Ce sera mieux avant… Crédits ActuaLitté
L’affaire Kirtsaeng v. Wiley & Son : « first-sale » v. « Copyright »
On se souviendra de l’affaire Kirtsaeng versus Wiley & Son dans notre (voir notre actualitté) qui opposait un revendeur de livres d’occasion à l’entreprise Wiley & Son. Deux principes de loi entraient alors en confrontation : la « first-sale doctrine » qui permet une liberté totale à l’acheteur d’un bien copyrighté sur le livre acquis, empêchant par exemple les éditeurs de contrôler le marché de l’occasion par le copyright, et la juridiction du Second circuit qui exige que les livres doivent être « légalement produit sous » la loi américaine pour bénéficier de cet épuisement du copyright. Seuls les produits entièrement fabriqués aux États-Unis ne sont pas protégés par le « copyright », les autres ne peuvent être ni revendus ni prêtés. De quoi inciter les éditeurs américains à continuer d’imprimer en Chine…
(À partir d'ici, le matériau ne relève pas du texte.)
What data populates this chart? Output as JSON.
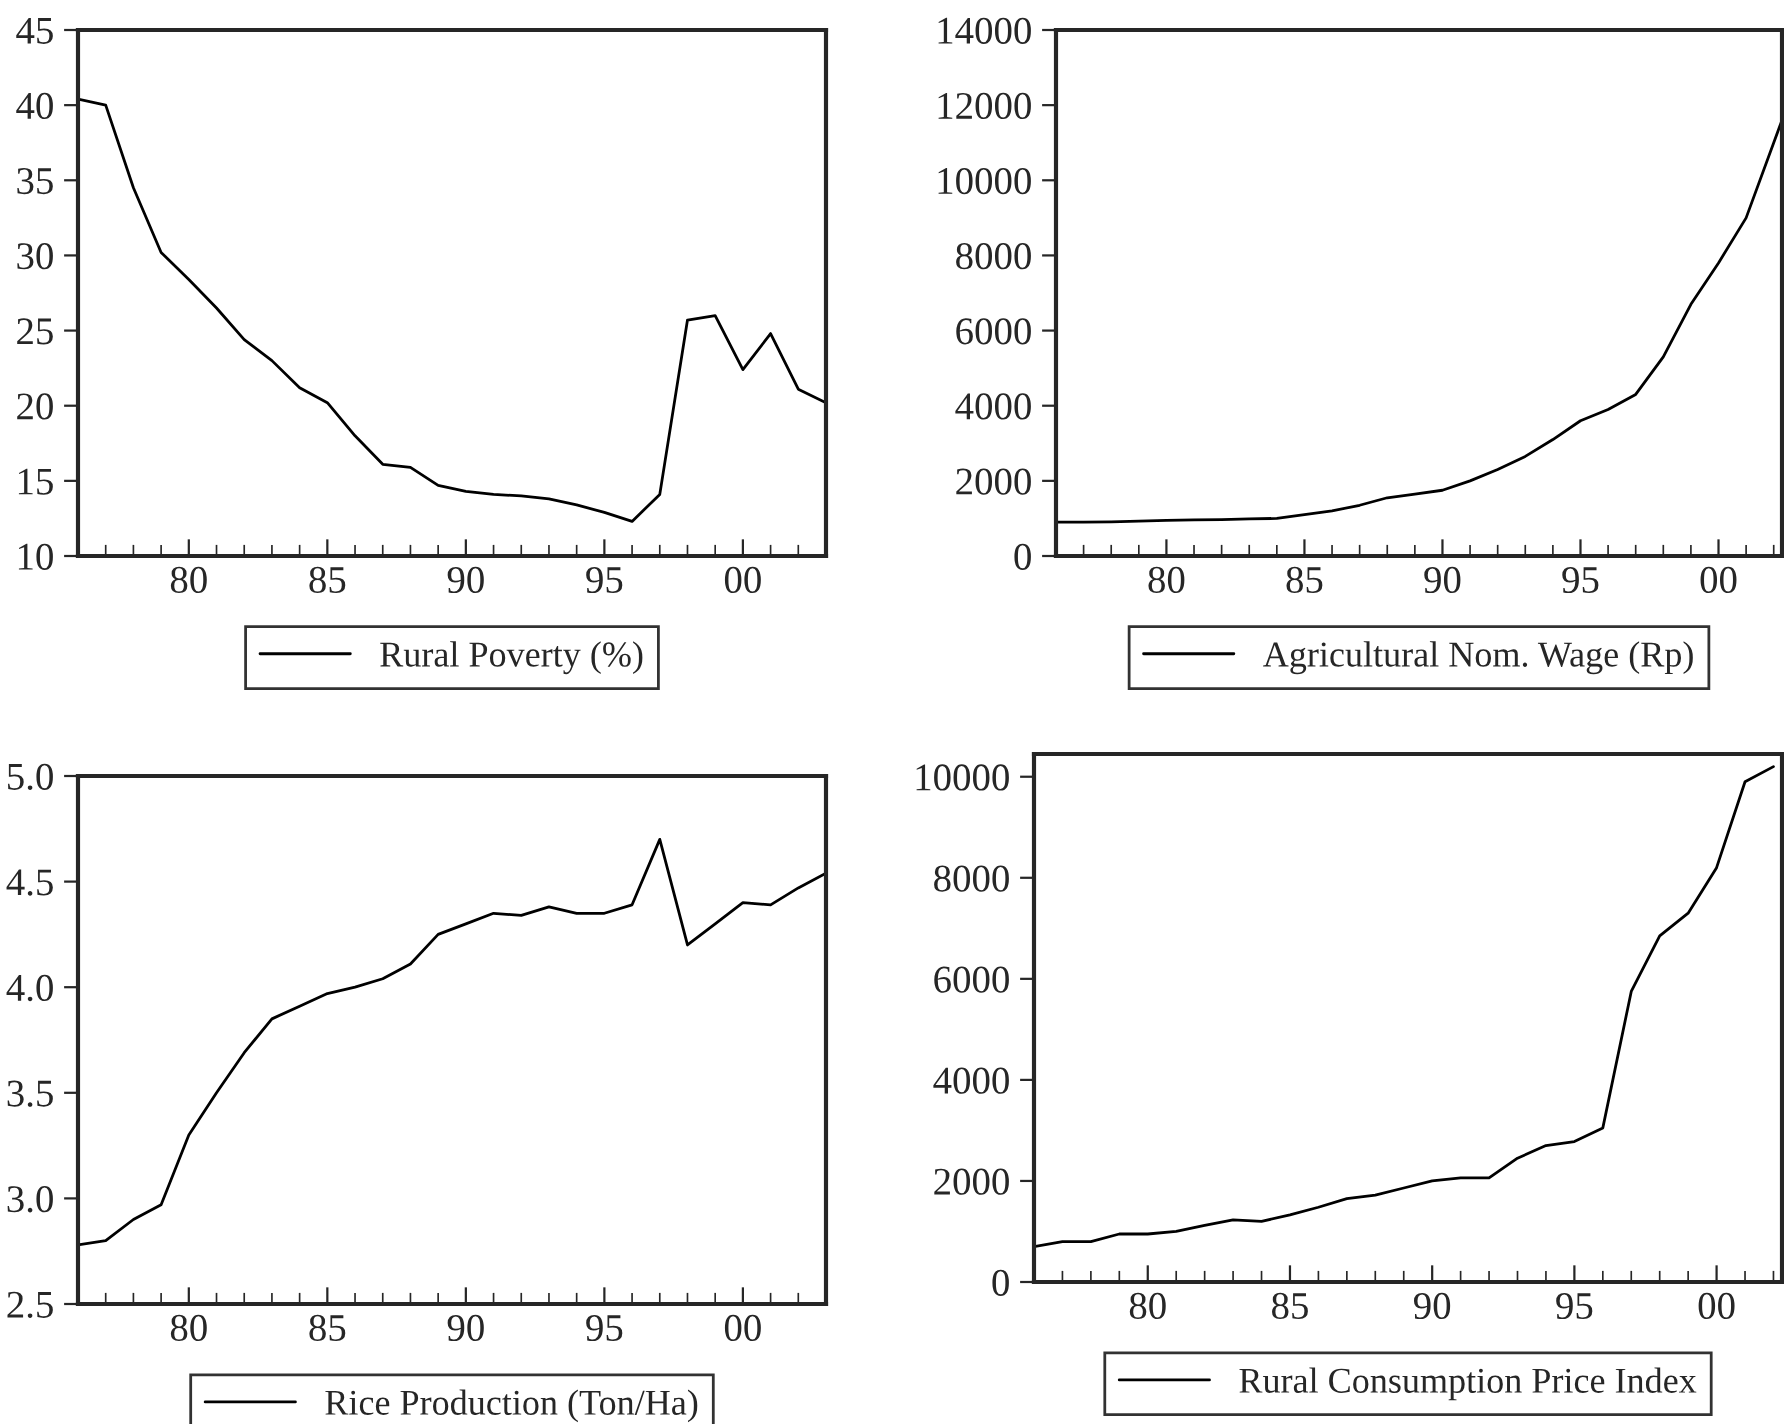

La proposition de The Library Copyright Alliance
Aujourd’hui les bibliothèques sont menacées de violer le copyright en permettant le prêt de livres qui ne sont pas sous couvert de la loi américaine. The Library Copyright Alliance est l’association de trois grands groupes de bibliothèques (ALA, ARL, et la ACRL). Elle vient de demander à la Cour d’Appel d’inverser le jugement du Second Circuit et d’appliquer la doctrine de la « first-sale » à toutes les copies « manufacturées avec l’autorisation légale du détenteur du copyright américain d’une œuvre » (Publishers Weekly). Dans ce cas, peu importerait l’endroit de fabrication, ce qui doit être pris en compte serait la nature des détenteurs de copyright (une entreprise américaine donc).
Un coup fatal porté aux bibliothèques américaines
L’avocat Jonathan Band, porte-parole de l’Alliance, affirme dans Publishers Weekly que la loi actuelle porterait un coup fatal aux bibliothèques américaines qui ne pourraient plus prêter de livres qui seraient imprimés à l’étranger. Cette décision concerne non seulement les livres d’éditeurs étrangers, mais aussi les livres d’éditeurs américains qui impriment à l’étranger. « Plus de 200 millions de livres des bibliothèques proviennent de l’étranger », remarque J. Band.
Le Second circuit a décidé à deux voix contre une qu’il ne pouvait pas octroyer la protection de la « first-sale » aux bibliothèques parce que la formulation du statut dit que les produits doivent être « légalement fabriqués ». Ainsi, ils ont estimé que ces deux mots réduisent la « first-sale » « spécifiquement et exclusivement aux œuvres qui ont été fabriquées dans les territoires sous autorité de la loi du copyright américain et non pas au produit fabriqué à l’étranger ».
Deux tribunaux de justice pour deux interprétations de la loi
Ce verdict est le deuxième arrivé. Il y avait déjà eu une affaire similaire (le cas de Costco Wholesale Corporation v. Omega, S.A), en décembre 2010, où la Cour d’Appel s’était bloquée à quatre contre quatre, avec une abstention. La décision du Neuvième Circuit empêchait un magasin, Costco, de vendre des montres Oméga fabriquées à l’étranger et sous copyright. Elles étaient autorisées à la vente seulement à l’étranger et le décret interdisait à un magasin américain de les vendre aux États-Unis.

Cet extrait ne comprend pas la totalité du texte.